I understand this can be printed with gum bichomate too. Can't find anything.
Absolutely. There are many alternative printers who do three-color gum, and three-color with other colloids. And some do three color combining gum and cyanotype. See, for example, this article by my friend Sam Wang. http://unblinkingeye.com/Articles/3CG/3cg.html
A similar article is in Barnier's Coming into Focus.

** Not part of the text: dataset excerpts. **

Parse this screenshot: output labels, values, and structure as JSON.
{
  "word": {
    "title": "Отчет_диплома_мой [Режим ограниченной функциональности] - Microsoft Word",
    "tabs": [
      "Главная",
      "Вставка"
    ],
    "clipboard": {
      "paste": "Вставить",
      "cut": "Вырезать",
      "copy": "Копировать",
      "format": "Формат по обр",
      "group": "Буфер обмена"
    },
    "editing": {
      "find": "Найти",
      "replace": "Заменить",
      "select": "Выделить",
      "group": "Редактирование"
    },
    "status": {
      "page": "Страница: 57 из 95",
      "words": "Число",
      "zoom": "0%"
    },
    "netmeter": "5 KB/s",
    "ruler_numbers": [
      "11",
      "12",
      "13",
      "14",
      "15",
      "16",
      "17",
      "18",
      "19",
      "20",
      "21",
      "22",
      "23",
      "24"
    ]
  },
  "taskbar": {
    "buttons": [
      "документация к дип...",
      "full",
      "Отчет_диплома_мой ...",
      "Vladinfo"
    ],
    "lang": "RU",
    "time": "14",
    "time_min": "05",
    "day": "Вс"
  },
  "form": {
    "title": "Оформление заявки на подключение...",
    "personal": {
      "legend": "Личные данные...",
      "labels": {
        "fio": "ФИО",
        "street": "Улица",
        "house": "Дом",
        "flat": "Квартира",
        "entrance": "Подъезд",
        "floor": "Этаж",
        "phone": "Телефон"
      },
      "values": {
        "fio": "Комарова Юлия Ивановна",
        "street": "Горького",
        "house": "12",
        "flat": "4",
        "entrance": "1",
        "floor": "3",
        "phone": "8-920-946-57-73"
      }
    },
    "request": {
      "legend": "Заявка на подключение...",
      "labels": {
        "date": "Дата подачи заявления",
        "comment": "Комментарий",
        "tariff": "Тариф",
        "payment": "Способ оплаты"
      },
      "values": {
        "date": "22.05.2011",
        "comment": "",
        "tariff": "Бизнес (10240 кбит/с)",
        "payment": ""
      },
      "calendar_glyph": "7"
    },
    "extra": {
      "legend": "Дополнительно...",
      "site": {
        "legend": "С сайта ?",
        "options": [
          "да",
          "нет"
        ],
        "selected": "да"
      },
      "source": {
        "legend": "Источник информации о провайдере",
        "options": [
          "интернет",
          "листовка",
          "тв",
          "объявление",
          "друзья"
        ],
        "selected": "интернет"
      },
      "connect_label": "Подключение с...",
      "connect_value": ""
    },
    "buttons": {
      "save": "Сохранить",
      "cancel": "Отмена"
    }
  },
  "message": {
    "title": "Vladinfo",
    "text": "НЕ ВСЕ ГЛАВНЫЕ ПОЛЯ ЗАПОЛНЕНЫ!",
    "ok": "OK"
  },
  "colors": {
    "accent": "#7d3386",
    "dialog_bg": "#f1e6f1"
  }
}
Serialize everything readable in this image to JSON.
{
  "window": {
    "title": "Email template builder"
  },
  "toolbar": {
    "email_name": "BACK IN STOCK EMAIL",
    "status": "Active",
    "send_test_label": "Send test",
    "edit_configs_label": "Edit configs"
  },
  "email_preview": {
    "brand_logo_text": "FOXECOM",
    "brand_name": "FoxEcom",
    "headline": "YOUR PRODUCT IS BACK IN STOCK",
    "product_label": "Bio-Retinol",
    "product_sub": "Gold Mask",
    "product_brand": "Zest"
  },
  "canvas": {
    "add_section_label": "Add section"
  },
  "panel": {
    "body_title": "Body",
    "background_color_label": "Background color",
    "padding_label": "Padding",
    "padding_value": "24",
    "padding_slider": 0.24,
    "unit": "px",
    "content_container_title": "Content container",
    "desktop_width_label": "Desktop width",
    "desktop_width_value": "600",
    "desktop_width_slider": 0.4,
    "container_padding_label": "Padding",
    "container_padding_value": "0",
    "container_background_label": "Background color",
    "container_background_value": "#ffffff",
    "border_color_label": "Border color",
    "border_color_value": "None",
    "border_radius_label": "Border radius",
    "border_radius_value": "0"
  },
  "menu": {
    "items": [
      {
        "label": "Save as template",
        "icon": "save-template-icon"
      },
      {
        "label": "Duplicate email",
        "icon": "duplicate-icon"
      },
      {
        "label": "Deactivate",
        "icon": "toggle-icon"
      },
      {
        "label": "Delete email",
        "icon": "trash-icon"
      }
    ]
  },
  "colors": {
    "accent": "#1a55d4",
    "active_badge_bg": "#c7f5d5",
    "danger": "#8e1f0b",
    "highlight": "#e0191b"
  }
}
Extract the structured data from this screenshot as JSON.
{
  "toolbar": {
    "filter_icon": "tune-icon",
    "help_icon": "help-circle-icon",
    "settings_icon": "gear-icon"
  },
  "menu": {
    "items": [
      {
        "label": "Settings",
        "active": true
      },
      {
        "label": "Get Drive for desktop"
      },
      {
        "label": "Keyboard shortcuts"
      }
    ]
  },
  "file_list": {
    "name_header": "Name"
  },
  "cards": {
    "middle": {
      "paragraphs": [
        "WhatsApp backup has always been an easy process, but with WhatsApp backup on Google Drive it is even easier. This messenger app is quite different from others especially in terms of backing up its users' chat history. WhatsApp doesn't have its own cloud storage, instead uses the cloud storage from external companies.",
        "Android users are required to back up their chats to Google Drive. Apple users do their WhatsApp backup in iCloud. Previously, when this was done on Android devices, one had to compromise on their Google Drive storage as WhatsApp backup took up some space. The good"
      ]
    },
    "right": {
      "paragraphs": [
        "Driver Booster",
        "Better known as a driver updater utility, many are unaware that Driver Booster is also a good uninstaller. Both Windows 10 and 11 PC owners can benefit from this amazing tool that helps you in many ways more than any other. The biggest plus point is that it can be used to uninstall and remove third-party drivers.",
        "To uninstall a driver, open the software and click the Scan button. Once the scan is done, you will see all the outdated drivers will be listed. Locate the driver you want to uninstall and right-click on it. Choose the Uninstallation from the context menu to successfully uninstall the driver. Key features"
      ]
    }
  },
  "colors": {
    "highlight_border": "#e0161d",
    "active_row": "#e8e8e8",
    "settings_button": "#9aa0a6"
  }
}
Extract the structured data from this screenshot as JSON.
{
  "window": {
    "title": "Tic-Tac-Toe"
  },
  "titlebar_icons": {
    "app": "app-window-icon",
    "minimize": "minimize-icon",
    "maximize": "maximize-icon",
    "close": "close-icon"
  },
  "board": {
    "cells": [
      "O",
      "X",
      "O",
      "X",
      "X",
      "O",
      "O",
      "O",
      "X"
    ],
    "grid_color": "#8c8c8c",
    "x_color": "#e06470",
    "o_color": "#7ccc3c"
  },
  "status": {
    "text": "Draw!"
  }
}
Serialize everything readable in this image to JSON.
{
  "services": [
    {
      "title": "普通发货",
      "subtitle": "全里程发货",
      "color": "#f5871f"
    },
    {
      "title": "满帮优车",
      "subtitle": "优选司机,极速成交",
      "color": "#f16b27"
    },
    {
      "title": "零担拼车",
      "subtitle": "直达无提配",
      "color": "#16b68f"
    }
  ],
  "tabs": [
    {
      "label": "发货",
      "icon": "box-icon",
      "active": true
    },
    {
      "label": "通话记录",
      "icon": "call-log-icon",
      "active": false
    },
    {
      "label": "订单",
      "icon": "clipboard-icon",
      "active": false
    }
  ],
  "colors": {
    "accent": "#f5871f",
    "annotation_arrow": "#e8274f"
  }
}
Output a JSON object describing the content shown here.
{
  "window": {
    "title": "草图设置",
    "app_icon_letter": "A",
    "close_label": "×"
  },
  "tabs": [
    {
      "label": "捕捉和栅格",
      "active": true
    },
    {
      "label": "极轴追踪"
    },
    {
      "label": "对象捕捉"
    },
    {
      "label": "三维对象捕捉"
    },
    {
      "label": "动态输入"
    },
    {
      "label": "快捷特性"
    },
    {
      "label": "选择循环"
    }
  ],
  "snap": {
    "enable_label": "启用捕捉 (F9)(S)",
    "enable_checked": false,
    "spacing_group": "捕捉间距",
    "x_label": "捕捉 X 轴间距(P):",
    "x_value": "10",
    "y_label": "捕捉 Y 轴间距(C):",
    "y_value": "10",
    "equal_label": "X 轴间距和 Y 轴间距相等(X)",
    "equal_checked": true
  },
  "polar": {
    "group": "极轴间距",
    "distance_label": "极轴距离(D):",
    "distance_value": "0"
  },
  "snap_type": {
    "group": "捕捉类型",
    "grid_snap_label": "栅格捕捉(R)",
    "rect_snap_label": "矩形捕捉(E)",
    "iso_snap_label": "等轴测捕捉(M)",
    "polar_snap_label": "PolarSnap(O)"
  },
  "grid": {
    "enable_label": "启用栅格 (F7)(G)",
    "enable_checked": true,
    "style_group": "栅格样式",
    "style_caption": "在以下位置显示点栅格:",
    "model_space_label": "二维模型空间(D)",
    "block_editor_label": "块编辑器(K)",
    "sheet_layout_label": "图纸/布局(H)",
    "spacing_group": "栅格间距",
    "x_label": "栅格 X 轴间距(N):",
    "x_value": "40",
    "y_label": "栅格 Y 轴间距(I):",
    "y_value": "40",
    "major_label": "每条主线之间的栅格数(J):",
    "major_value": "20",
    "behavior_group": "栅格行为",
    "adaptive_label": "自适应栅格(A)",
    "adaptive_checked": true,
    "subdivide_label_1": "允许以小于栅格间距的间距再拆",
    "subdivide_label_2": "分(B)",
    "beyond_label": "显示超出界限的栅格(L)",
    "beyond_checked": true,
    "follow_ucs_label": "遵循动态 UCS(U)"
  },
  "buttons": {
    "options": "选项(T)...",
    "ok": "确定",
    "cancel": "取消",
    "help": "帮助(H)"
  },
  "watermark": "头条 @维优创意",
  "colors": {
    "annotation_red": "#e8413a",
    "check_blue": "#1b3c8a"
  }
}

Chris Anderson, a student of Sam and author of a new book on alternative printing processes, is a master of three-color printing with gum and cassein. http://www.christinazanderson.com/
Sandy
For discussion and information about carbon transfer please visit the carbon group at groups.io
[url]https://groups.io/g/carbon
All kinds of these processes, including gum, can either transpire via color separations made from color film, or separations directly from the scene or subject in front
of the camera by means of three (or more) successive exposures using black and white film. The advantage of the latter approach is the greater linearity of black
and white film, and potentially greater color accuracy. The disadvantage is that nothing can move during the whole process. Tricolor cameras which instantly split
the image via beamsplitters or pellicles solve this problem, but have issues of their own. Since the blue tricolor filter is generally quite a bit more dense than the red
and green, a nice way of doing it nowadays is to use TMY400 for the blue separation, and TMX100 for the red and green.